If you long for something more, even if you don't know what that something is, then open this profound book. Before long you will find yourself eagerly turning the pages to find out what happens next. The Sacred Romance is the story of our lives; it is God's story. It is His invitation to experience His unfathomable love for us.





One of the first Arrows I (Brent) remember came on a fall morning when the green choruses of summer were no longer there to comfort me. I happened upon my mother standing by the stove one morning before school began, stirring oatmeal. She had been crying and the tears still welled up in her eyes. They were not the kind of tears shed in anger or even pain due to a momentary spat with my father. They were not due to some recently delivered message about illness or death in the family.

They were the tears of a frightened girl in her mid-twenties who could find no meeting place between the life she found herself living as wife and mother and the needs of her own wounded heart that never felt the connection with mother and father so necessary to living with courage and hope. I couldn’t have put that into words back then, but I felt the fear as a palpable enemy that needed to be quickly defeated. If there was an adversary of the heart that even adults did not know how to handle, my world was much less safe than I had thought. I moved quickly to help my mother vanquish this foe in the best way I knew how.

I think I put my hand on her arm and said something like, “It will be all right.” I remember feeling a separation within myself and from her even then that kept me from addressing her as Mom or Mommy. I didn’t understand that the arrows were already inside both of us. She looked angry that anyone could believe anything so foolish and said something like, “It’s not all right. You kids just don’t know what iťs like.”

My stepfather was not there to show me how to fend off Arrows such as these and so they entered into me and, as I later came to know, lodged in a deep place. Still later, I came to realize he did not know how to defeat the enemy either, for himself or me.
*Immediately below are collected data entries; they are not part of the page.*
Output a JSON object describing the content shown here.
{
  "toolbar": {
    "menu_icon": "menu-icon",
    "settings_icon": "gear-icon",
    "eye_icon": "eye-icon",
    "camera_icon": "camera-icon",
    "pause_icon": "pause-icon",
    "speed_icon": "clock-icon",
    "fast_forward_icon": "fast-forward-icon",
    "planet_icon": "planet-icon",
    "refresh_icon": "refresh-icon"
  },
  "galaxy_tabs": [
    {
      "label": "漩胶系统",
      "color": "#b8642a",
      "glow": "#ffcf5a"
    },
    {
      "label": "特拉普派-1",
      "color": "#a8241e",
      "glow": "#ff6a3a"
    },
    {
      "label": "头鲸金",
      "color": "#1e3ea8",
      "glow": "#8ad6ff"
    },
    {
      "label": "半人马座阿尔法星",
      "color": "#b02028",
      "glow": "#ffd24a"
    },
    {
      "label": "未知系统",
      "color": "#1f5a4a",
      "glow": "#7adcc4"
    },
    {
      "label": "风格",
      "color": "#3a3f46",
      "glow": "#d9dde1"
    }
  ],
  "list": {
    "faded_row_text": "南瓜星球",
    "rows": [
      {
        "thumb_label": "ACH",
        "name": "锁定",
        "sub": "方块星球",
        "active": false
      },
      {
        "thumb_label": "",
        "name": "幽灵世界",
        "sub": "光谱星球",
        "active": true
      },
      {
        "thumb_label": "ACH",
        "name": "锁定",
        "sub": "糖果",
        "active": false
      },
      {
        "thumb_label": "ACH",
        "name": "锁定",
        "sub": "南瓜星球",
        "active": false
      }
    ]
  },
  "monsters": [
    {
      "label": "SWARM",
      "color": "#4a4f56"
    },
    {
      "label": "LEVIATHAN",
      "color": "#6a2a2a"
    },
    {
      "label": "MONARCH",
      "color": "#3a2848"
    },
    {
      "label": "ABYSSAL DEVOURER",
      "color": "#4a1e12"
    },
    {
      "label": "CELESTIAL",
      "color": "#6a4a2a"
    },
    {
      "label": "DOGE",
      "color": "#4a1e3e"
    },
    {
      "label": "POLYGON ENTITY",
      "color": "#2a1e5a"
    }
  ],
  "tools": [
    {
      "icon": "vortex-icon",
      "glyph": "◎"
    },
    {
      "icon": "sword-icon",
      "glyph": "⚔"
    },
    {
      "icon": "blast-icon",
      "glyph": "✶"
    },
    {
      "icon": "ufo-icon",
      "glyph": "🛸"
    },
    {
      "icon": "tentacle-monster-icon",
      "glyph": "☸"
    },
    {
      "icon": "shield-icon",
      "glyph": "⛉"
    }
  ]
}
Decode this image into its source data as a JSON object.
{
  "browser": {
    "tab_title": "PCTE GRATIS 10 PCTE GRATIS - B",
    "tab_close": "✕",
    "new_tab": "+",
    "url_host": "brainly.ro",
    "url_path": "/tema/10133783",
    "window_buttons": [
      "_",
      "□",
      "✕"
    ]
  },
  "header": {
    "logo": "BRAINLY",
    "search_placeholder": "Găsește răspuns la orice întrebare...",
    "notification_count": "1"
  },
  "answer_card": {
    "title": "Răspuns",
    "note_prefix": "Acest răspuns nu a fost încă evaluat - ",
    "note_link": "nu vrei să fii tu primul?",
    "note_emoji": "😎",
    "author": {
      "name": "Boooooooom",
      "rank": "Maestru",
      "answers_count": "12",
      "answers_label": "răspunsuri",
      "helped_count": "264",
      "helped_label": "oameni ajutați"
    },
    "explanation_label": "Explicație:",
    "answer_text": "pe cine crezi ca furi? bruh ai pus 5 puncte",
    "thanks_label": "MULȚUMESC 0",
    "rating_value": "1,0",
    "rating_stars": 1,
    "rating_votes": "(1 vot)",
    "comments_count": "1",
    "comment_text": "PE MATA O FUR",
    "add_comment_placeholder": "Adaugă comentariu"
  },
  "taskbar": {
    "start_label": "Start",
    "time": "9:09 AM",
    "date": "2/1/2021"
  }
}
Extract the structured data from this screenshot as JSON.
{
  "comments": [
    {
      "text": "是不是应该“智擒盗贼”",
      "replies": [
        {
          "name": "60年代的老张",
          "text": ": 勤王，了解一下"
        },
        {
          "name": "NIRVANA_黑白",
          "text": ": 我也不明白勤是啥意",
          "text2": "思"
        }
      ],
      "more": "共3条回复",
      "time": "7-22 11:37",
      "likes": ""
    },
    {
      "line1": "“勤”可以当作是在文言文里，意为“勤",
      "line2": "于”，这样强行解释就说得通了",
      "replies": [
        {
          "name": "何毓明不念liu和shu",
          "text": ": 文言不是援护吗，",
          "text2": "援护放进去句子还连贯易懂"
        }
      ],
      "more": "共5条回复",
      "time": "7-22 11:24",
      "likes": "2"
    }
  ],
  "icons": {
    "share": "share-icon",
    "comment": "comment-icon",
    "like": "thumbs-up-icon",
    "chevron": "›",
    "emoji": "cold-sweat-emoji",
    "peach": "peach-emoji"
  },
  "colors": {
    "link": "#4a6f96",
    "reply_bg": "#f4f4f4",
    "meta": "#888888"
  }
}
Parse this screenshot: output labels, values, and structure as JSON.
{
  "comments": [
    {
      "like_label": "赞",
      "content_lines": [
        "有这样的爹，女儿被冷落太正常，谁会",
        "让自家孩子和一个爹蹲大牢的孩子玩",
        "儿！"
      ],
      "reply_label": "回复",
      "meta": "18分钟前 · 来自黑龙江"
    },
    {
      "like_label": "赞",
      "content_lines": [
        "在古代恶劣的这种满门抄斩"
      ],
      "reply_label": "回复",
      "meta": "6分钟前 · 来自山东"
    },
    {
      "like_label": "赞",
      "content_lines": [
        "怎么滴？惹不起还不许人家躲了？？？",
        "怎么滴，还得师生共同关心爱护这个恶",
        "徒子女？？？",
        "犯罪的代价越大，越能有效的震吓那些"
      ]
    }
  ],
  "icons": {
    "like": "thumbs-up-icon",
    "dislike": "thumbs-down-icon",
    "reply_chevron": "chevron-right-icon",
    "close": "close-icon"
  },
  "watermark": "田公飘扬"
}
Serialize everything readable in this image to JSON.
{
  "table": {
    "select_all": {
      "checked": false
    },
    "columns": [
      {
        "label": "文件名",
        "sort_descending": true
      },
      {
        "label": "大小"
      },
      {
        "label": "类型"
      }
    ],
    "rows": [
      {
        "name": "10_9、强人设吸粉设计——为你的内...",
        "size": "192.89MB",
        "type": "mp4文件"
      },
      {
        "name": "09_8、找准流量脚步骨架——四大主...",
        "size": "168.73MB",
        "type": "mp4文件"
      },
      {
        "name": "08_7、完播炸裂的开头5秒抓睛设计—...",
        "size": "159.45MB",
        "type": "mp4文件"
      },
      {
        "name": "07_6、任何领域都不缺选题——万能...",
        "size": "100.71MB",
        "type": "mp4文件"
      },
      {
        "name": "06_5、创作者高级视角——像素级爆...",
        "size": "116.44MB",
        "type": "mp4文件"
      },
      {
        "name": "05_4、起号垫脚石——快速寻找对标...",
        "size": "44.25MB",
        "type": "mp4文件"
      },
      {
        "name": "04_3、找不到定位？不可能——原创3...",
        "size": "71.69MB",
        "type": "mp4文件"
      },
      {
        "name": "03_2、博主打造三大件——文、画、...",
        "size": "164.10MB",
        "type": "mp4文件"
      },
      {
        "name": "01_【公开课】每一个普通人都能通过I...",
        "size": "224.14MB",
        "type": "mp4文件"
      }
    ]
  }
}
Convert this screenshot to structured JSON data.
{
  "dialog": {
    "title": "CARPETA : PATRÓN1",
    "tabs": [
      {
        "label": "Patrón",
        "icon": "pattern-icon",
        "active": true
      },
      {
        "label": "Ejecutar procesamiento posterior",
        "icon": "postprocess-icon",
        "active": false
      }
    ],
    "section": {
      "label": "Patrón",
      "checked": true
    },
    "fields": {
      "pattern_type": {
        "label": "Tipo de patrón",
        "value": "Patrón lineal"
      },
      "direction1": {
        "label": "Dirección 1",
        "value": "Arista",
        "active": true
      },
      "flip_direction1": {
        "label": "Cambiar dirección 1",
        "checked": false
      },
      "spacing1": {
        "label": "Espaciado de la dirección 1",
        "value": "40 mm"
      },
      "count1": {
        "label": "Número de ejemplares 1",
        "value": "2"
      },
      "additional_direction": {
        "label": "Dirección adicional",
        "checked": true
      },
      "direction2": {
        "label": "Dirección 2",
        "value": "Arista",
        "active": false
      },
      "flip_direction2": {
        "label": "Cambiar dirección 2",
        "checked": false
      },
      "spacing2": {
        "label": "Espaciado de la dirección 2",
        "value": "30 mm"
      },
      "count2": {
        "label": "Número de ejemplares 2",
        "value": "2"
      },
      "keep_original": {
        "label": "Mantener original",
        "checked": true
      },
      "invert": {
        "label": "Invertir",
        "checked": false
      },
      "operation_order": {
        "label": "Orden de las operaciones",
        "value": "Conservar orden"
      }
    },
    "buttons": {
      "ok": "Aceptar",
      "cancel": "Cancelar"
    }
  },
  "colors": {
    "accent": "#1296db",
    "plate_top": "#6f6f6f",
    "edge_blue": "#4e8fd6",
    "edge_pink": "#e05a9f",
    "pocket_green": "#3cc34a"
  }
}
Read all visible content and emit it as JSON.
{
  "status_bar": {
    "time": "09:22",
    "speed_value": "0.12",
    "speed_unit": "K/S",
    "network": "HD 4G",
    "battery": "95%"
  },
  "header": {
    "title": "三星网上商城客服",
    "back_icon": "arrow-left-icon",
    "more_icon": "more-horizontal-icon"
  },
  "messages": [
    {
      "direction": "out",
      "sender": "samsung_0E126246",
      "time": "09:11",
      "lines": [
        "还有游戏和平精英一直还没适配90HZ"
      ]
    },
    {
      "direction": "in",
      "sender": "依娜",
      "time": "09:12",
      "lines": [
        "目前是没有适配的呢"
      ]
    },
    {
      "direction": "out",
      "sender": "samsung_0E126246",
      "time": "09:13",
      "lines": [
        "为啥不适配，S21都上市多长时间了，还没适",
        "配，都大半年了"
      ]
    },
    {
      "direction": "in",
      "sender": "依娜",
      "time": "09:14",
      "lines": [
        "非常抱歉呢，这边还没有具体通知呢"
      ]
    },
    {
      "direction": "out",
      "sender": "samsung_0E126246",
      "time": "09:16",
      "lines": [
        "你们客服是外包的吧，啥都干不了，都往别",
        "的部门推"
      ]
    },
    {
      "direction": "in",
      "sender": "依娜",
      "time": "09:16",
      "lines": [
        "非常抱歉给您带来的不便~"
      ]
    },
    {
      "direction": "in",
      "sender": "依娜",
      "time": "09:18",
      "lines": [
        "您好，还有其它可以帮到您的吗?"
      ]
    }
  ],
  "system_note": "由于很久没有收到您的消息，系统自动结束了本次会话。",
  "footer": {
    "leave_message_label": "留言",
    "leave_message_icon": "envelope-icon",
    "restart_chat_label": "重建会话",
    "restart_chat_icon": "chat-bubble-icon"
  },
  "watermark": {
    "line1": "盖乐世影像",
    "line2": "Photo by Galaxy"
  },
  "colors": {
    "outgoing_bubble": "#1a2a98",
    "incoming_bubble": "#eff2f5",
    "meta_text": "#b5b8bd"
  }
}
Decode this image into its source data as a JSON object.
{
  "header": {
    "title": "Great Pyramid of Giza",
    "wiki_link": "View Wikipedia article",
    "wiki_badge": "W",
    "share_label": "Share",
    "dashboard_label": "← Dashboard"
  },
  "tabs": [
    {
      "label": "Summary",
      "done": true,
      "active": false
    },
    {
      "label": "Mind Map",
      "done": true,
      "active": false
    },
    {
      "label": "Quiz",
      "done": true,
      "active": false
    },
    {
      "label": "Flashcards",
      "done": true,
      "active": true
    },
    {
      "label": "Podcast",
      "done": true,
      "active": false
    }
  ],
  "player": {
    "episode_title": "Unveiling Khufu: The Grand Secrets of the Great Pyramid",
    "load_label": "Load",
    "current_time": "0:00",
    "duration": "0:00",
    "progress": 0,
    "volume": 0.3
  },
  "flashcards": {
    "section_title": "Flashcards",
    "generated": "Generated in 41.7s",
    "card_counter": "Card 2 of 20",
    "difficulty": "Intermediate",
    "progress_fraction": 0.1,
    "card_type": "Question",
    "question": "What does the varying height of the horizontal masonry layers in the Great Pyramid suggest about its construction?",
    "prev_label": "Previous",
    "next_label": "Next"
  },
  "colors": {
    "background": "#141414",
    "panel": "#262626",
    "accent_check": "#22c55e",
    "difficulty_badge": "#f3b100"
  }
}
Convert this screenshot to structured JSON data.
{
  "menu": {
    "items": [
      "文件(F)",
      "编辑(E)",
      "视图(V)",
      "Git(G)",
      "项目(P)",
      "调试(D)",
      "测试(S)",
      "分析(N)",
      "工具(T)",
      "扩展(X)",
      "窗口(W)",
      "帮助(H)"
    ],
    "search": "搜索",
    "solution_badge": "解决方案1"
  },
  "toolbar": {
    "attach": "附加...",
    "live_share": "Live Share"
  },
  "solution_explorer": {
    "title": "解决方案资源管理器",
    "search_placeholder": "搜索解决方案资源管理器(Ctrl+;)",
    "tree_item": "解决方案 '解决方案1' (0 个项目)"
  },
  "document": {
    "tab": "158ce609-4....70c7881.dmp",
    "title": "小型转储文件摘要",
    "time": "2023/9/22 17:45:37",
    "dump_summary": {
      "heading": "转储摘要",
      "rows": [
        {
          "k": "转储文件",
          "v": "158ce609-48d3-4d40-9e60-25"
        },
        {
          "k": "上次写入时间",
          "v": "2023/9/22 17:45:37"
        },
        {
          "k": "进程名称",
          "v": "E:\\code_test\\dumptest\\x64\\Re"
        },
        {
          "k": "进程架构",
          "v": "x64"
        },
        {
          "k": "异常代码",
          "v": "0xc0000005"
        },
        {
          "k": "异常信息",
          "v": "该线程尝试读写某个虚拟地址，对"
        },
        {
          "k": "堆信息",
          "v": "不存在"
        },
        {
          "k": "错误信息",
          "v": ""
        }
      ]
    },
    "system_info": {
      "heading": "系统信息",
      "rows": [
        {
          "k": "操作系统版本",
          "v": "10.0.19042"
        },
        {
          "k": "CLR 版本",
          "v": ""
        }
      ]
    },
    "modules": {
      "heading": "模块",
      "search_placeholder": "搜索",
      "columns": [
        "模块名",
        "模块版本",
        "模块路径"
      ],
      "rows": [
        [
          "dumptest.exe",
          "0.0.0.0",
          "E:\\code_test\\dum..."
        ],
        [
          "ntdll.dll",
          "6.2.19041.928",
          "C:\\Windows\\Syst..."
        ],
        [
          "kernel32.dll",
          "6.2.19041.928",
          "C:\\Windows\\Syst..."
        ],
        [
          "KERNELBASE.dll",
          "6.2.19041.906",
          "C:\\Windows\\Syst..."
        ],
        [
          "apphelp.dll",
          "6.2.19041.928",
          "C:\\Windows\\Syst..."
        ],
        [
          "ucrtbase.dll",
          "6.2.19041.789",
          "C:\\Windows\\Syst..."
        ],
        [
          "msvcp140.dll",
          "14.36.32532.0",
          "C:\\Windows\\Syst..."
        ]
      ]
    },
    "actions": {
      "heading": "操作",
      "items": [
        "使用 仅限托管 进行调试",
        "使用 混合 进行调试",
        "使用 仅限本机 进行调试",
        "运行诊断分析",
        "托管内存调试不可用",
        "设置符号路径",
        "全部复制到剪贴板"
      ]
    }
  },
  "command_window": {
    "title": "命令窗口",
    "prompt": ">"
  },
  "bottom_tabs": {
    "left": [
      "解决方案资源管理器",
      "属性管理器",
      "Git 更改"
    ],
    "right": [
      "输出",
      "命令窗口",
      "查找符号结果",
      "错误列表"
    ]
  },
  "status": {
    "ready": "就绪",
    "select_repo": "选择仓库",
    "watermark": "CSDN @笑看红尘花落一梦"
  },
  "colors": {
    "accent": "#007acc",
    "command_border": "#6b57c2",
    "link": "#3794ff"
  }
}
This other Message of the Arrows that I learned on fall and winter mornings seemed as strong and often stronger than the message of those summer creek-side singers. I remember sitting in the school cafeteria alone, trying to pull the Arrows out or at least cover them over so I could enter into the banter that seemed to flow so easily from my friends. I remember being pinned down on the playground by a friend of mine who was bigger than me and feeling that I would always be in that place if I wasn’t careful.

I remember standing in the kitchen of our old farmhouse in my pajamas one morning at the age of five or six when two men in felt hats and long overcoats came to ask where my parents were. They asked several questions, all of which I answered, “I don’t know.” Finally they turned in disgust and said in parting, “You don’t know much, do you, kid?”

There were other Arrows over the years that struck in that same deep place. Arrows that carried messages about ears that were too big, and a father who never called or wrote; my stepfather, who was a cowboy, commenting to my mother that I was a town kid; another stepfather who came and went and never stayed in touch. There was a girl I loved but couldn’t love (intimacy requires a heart that is released and mine was pinned down with unknown fears and grief) and so I let her go; and total confusion over what vocation I would pursue or even had any ability for. The Arrows flew and all seemed to strike close to that fearful place, a place that said that I was alone in a coldly indifferent world. And even the ones that didn’t, I made sure they ended up there. I needed the message to be at least consistent that the world was clearly a fearful place.

I remember, one day in winter in my early twenties, going back to stand on the bridge over that same creek that had been so magical for me as a boy. It was two years after returning home from college. I had spent most of five years there still pursuing the Romance through parties, alcohol, and drugs, and in always making sure I was present when anything was going on. I feared that if I missed any opportunity, the magic would come while I was not there and I would miss it forever.